Most fruits are already sweet but scientists have been tinkering with hybrids that are even sweeter and prettier than the originals. For instance, there’s the mandarinquat, an offspring of the mandarin and kumquat. Plumcots, as the name implies, are a cross between the plum and the apricot. And then there’s the purple-fleshed dragon fruit, which tastes like its white-fleshed cousin but is cultivated for its more vibrant hue.
A more recent addition to the fruit bowl is a new hybrid called Cuimi (脆蜜), which is a cross between two notoriously sweet tropical fruits: the longan and the lychee.
Longans, which translate as ‘dragon eyes’, and lychees are, in fact, close cousins that are grouped with rambutans in the Sapindoideae subfamily of the soapberry family.
To create the new hybrid, scientists at the South China Agricultural University School of Horticulture spent 15 years cross-pollinating lychee and longan trees. The resulting cultivar has been called Cuimi SZ52, a name that roughly translates as ‘crisp honey’.
Liu Chengming, who is in charge of the initiative, says that the Cuimi is still considered a variety of longan, although its flesh is more tender like a lychee (longans are chewier). In addition, the skin of Cuimi is crackled like the lychee, although still brown in colour like longan.
The fruit is said to weigh an average of 11.5 grammes. The ratio of flesh to seed is relatively high (which means you get more bang for your buck) and the flesh is juicy and sweet, like both of its parents.
There are other commercial considerations typical of hybrid offerings.

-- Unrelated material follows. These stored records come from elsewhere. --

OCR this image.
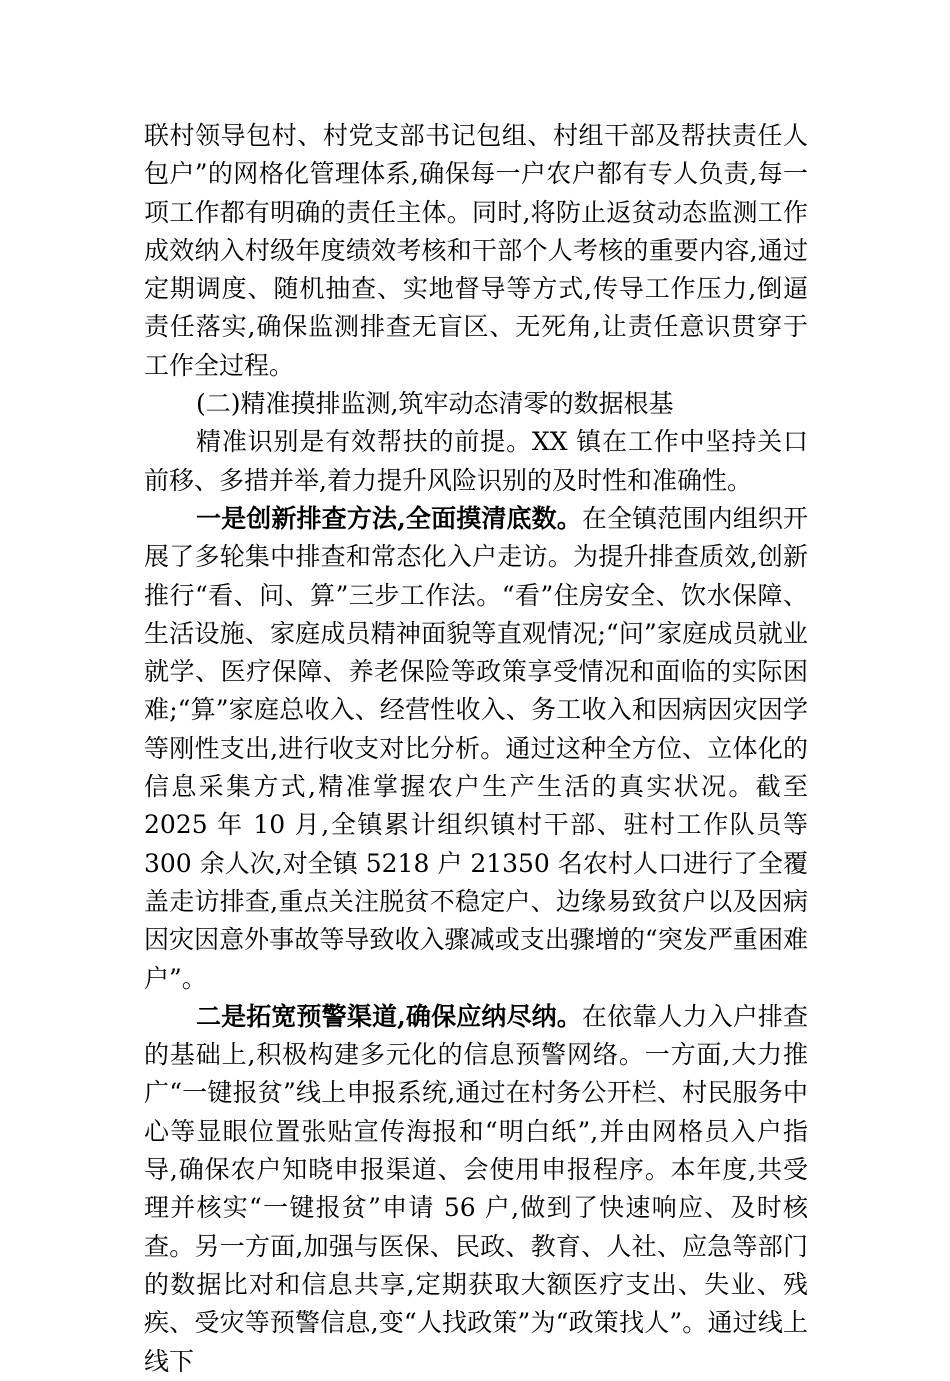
联村领导包村、村党支部书记包组、村组干部及帮扶责任人包户”的网格化管理体系,确保每一户农户都有专人负责,每一项工作都有明确的责任主体。同时,将防止返贫动态监测工作成效纳入村级年度绩效考核和干部个人考核的重要内容,通过定期调度、随机抽查、实地督导等方式,传导工作压力,倒逼责任落实,确保监测排查无盲区、无死角,让责任意识贯穿于工作全过程。

(二)精准摸排监测,筑牢动态清零的数据根基

精准识别是有效帮扶的前提。XX 镇在工作中坚持关口前移、多措并举,着力提升风险识别的及时性和准确性。

一是创新排查方法,全面摸清底数。在全镇范围内组织开展了多轮集中排查和常态化入户走访。为提升排查质效,创新推行“看、问、算”三步工作法。“看”住房安全、饮水保障、生活设施、家庭成员精神面貌等直观情况;“问”家庭成员就业就学、医疗保障、养老保险等政策享受情况和面临的实际困难;“算”家庭总收入、经营性收入、务工收入和因病因灾因学等刚性支出,进行收支对比分析。通过这种全方位、立体化的信息采集方式,精准掌握农户生产生活的真实状况。截至 2025 年 10 月,全镇累计组织镇村干部、驻村工作队员等 300 余人次,对全镇 5218 户 21350 名农村人口进行了全覆盖走访排查,重点关注脱贫不稳定户、边缘易致贫户以及因病因灾因意外事故等导致收入骤减或支出骤增的“突发严重困难户”。

二是拓宽预警渠道,确保应纳尽纳。在依靠人力入户排查的基础上,积极构建多元化的信息预警网络。一方面,大力推广“一键报贫”线上申报系统,通过在村务公开栏、村民服务中心等显眼位置张贴宣传海报和“明白纸”,并由网格员入户指导,确保农户知晓申报渠道、会使用申报程序。本年度,共受理并核实“一键报贫”申请 56 户,做到了快速响应、及时核查。另一方面,加强与医保、民政、教育、人社、应急等部门的数据比对和信息共享,定期获取大额医疗支出、失业、残疾、受灾等预警信息,变“人找政策”为“政策找人”。通过线上线下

Compared with its parents, Cuimi matures about 15–20 days later than its mother varietals. That could be useful in prolonging the relatively short season for longans and lychees and adding an option for supplying the market until the Mid-Autumn Festival, which sees revellers gifting fruit baskets alongside boxes of mooncakes.
The new varietal is also more resilient in cold weather, which means that the harvest promises better yields in periods of fluctuating weather.
“Our test base in Chaozhou experienced a low temperature of -3 to -4°C. While the branches of Shikip longan in the same area were severely frozen, Cuimi leaves were only slightly damaged, and the degree of freezing damage was fairly limited,” says Liu, the scientist heading the project.
Nevertheless, fruit fans had plenty of questions about the newcomer. “It looks so much like longan, I can’t tell which part of it is from the lychee,” one shopper queried on Sina Weibo.
“In my humble opinion, a longan is longan, and a lychee is lychee. Each is beautiful and wonderful in its own way, so why can’t they stay that way?” a more philosophical netizen wondered.